E perché il problema è più complesso di quello che sembra.
Questo articolo vuole essere una risposta alle parole de la Repubblica che, in questo articolo, ci ha menzionati come una delle cause dello spopolamento dei rioni e definendoci, erroneamente, come proprietari degli immobili anziché gestori.
La pubblicità, bella o brutta che sia, resta sempre pubblicità.
Tuttavia, la professionalità e la competenza di un giornalista dovrebbero comprendere un’attenta conoscenza dell’argomento di cui scrive: aspetto che purtroppo, quando si parla di affitti brevi, spesso tende a mancare.
Ritroviamo infatti nell’articolo pubblicato su la Repubblica una serie di inesattezze e di approssimazioni che rendono il contesto del tutto fuorviante.
Affitto breve vs. possesso dell’immobile
Di fatto, nell’articolo in questione si confonde la gestione di un appartamento turistico con il possesso dello stesso: gestire un appartamento per gli affitti brevi non significa infatti esserne proprietario.
E, per la persona che ha ereditato un immobile, affidarlo ad una società di property management costituisce una strategia per massimizzare la sua rendita affidandosi a dei professionisti del settore.

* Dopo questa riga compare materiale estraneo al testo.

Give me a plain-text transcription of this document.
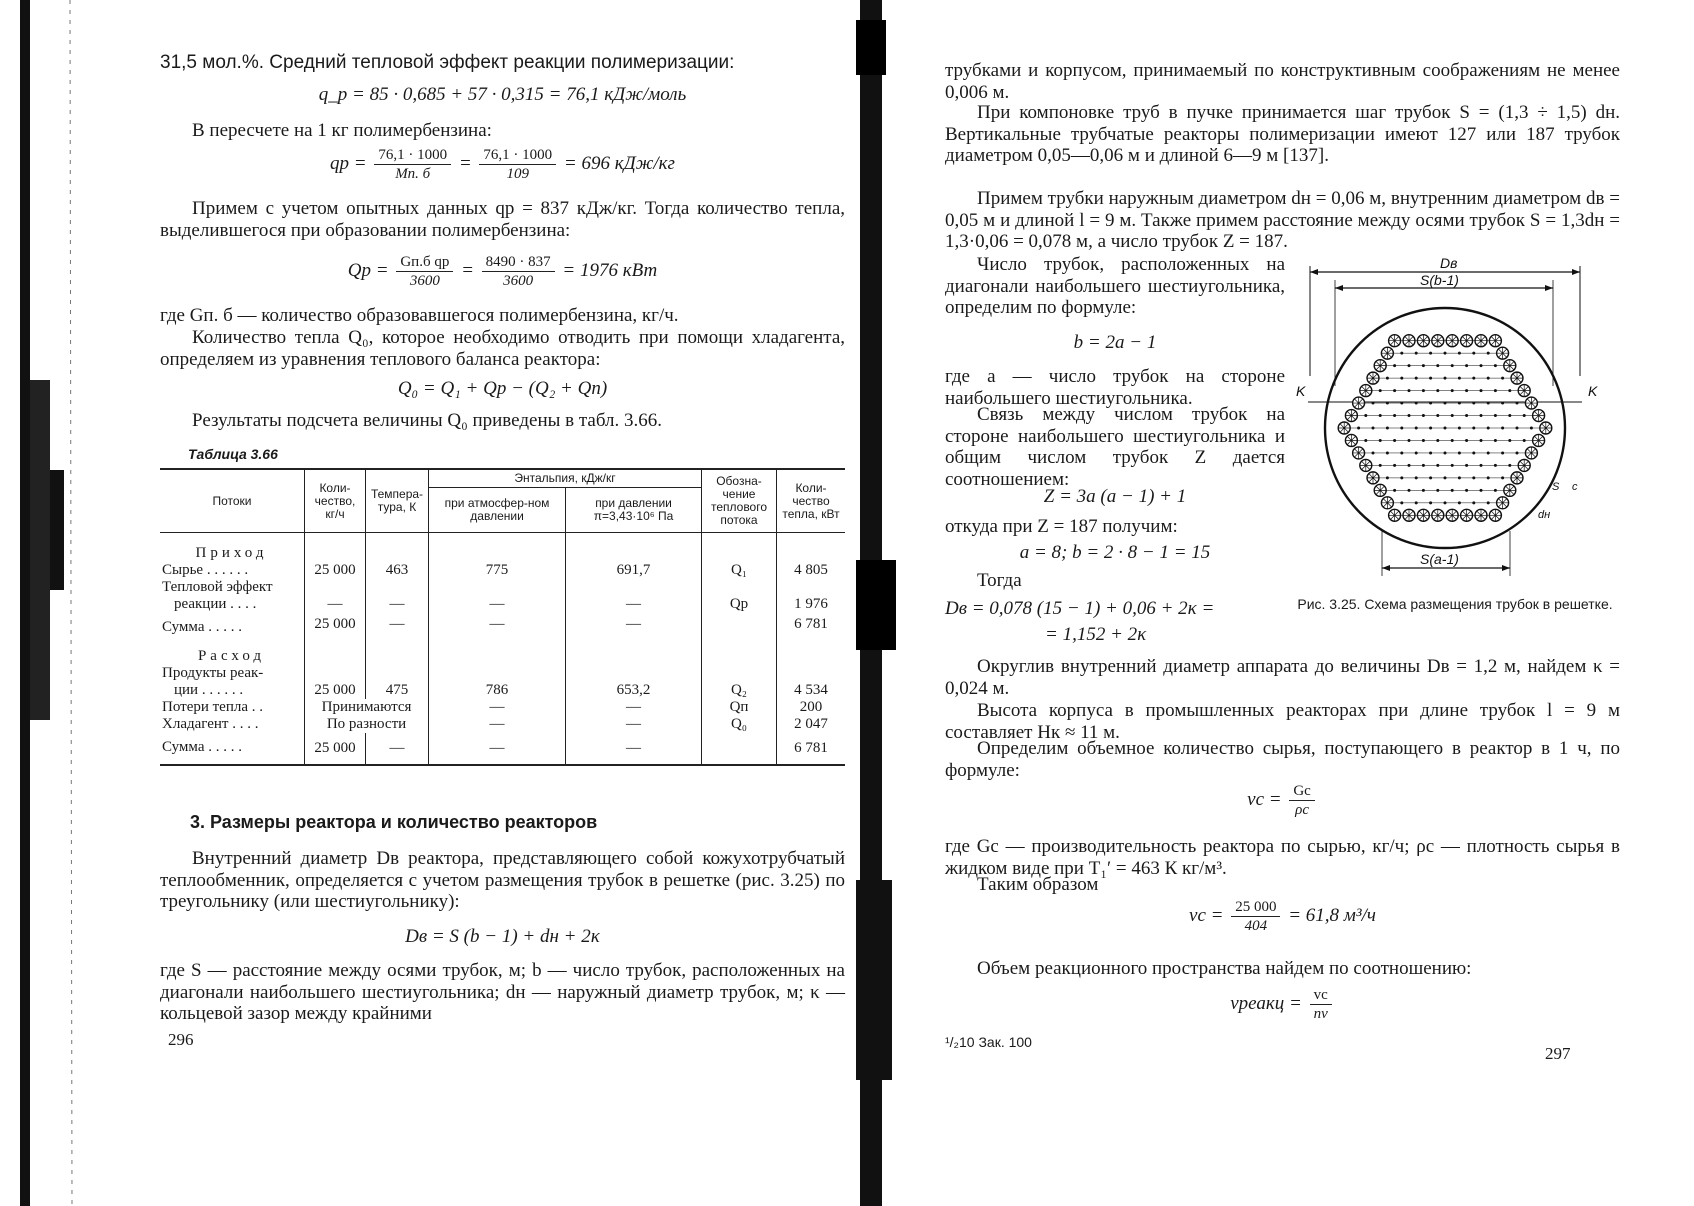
31,5 мол.%. Средний тепловой эффект реакции полимеризации:

q_p = 85 · 0,685 + 57 · 0,315 = 76,1 кДж/моль

В пересчете на 1 кг полимербензина:

qp = $\frac{76,1 \cdot 1000}{Mп. б} = \frac{76,1 \cdot 1000}{109} = 696$ кДж/кг

Примем с учетом опытных данных qp = 837 кДж/кг. Тогда количество тепла, выделившегося при образовании полимербензина:

$Qp = \frac{\text{Gп.б qp}}{3600} = \frac{8490 \cdot 837}{3600} = 1976$ кВт

где Gп. б — количество образовавшегося полимербензина, кг/ч.

Количество тепла Q₀, которое необходимо отводить при помощи хладагента, определяем из уравнения теплового баланса реактора:

Q₀ = Q₁ + Qp − (Q₂ + Qп)

Результаты подсчета величины Q₀ приведены в табл. 3.66.

Таблица 3.66

Потоки	Коли-чество, кг/ч	Темпера-тура, К	Энтальпия, кДж/кг		Обозна-чение теплового потока	Коли-чество тепла, кВт
			при атмосфер-ном давлении	при давлении π=3,43·10⁶ Па		
Приход						
Сырье . . . . . .	25 000	463	775	691,7	Q₁	4 805
Тепловой эффект						
реакции . . . .	—	—	—	—	Qp	1 976
Сумма . . . . .	25 000	—	—	—		6 781
Расход						
Продукты реак-						
ции . . . . . .	25 000	475	786	653,2	Q₂	4 534
Потери тепла . .	Принимаются		—	—	Qп	200
Хладагент . . . .	По разности		—	—	Q₀	2 047
Сумма . . . . .	25 000	—	—	—		6 781

3. Размеры реактора и количество реакторов

Внутренний диаметр Dв реактора, представляющего собой кожухотрубчатый теплообменник, определяется с учетом размещения трубок в решетке (рис. 3.25) по треугольнику (или шестиугольнику):

Dв = S (b − 1) + dн + 2κ

где S — расстояние между осями трубок, м; b — число трубок, расположенных на диагонали наибольшего шестиугольника; dн — наружный диаметр трубок, м; κ — кольцевой зазор между крайними

296

трубками и корпусом, принимаемый по конструктивным соображениям не менее 0,006 м.

При компоновке труб в пучке принимается шаг трубок S = (1,3 ÷ 1,5) dн. Вертикальные трубчатые реакторы полимеризации имеют 127 или 187 трубок диаметром 0,05—0,06 м и длиной 6—9 м [137].

Примем трубки наружным диаметром dн = 0,06 м, внутренним диаметром dв = 0,05 м и длиной l = 9 м. Также примем расстояние между осями трубок S = 1,3dн = 1,3·0,06 = 0,078 м, а число трубок Z = 187.

Число трубок, расположенных на диагонали наибольшего шестиугольника, определим по формуле:

b = 2a − 1

где a — число трубок на стороне наибольшего шестиугольника.

Связь между числом трубок на стороне наибольшего шестиугольника и общим числом трубок Z дается соотношением:

Z = 3a (a − 1) + 1

откуда при Z = 187 получим:

a = 8; b = 2 · 8 − 1 = 15

Тогда

Dв = 0,078 (15 − 1) + 0,06 + 2κ =

= 1,152 + 2κ

Dв
S(b-1)
K	K
S(a-1)
S
dн
c
Рис. 3.25. Схема размещения трубок в решетке.

Округлив внутренний диаметр аппарата до величины Dв = 1,2 м, найдем κ = 0,024 м.

Высота корпуса в промышленных реакторах при длине трубок l = 9 м составляет Hк ≈ 11 м.

Определим объемное количество сырья, поступающего в реактор в 1 ч, по формуле:

vc = $\frac{Gc}{\rho c}$

где Gc — производительность реактора по сырью, кг/ч; ρc — плотность сырья в жидком виде при T₁′ = 463 К кг/м³.

Таким образом

vc = $\frac{25 000}{404} = 61,8$ м³/ч

Объем реакционного пространства найдем по соотношению:

vреакц = $\frac{vc}{nv}$
¹/₂10 Зак. 100
297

La necessità di regolamentazione
Ed il fatto che possa essere necessaria una più definita regolamentazione di questa tipologia di mercato (troviamo giusto lo smantellamento delle key box) e che si possano anche valutare delle limitazioni (un mercato aperto ad oltranza non gioverebbe a nessuno), non ha nulla a che vedere con la crisi abitativa in corso nella capitale: associare queste due questioni è frutto di un’analisi superficiale dovuta ad una scarsa conoscenza degli argomenti.
Questo per le seguenti ragioni:
- Il fenomeno degli affitti brevi si concentra per lo più in aree ad alto impatto turistico e a bassa fruibilità abitativo/residenziale;
- Nel 2024, secondo i dati confermati dall’Osservatorio Romano, Caritas Roma, Investireoggi.it, il Comune di Roma presentava oltre 200.000 alloggi vuoti. Gli alloggi registrati nel Comune di Roma per gli affitti brevi sono 35.000;
- Uno dei principali fattori che influenza la scelta di un proprietario sulle modalità di affitto del suo appartamento è innanzitutto collegato alle garanzie di rientrare in possesso dell’immobile in tempi brevi e certi in caso di insolvenza da parte del suo inquilino: nel Comune di Roma la durata media di una procedura di sfratto supera i 2 anni; l’aspetto economico gioca quasi sempre un ruolo secondario.
Sono questi fattori che hanno spinto negli anni molti cittadini romani che “hanno ereditato casa da nonna” a preferire il mercato degli affitti brevi, spesso affidandosi ad una società di properties management, invece che tentare la roulette russa dell’affitto residenziale, o ancora lasciar l’immobile vuoto.
Se il Comune di Roma volesse davvero arginare il problema della crisi abitativa dovrebbe quindi, in primis, cercare di snellire le procedure di sfratto rendendo le tempistiche molto più brevi e certe. Ed in secundis agevolare fiscalmente le locazioni abitative per invogliare il proprietario a “rischiare” un affitto di lungo termine.
Conclusione
Regolarizzare e gestire il fenomeno degli affitti brevi in tal modo sarebbe estremamente più semplice, fermo restando che parlare di overturism nella città di Roma è semplicemente inappropriato, considerando che capitali come Londra e Parigi presentano dei flussi turistici annuali ben più importanti di Roma.
Flussi che sono gestiti in modo migliore per il semplice fatto che queste capitali europee offrono servizi migliori ai propri cittadini e, di conseguenza, ai turisti.
Infine puntando il dito nella direzione degli affitti brevi, si finisce per ignorare l’imponente flusso di denaro che entra nelle casse del Comune grazie a questi e dunque al grande lavoro di ogni property manager.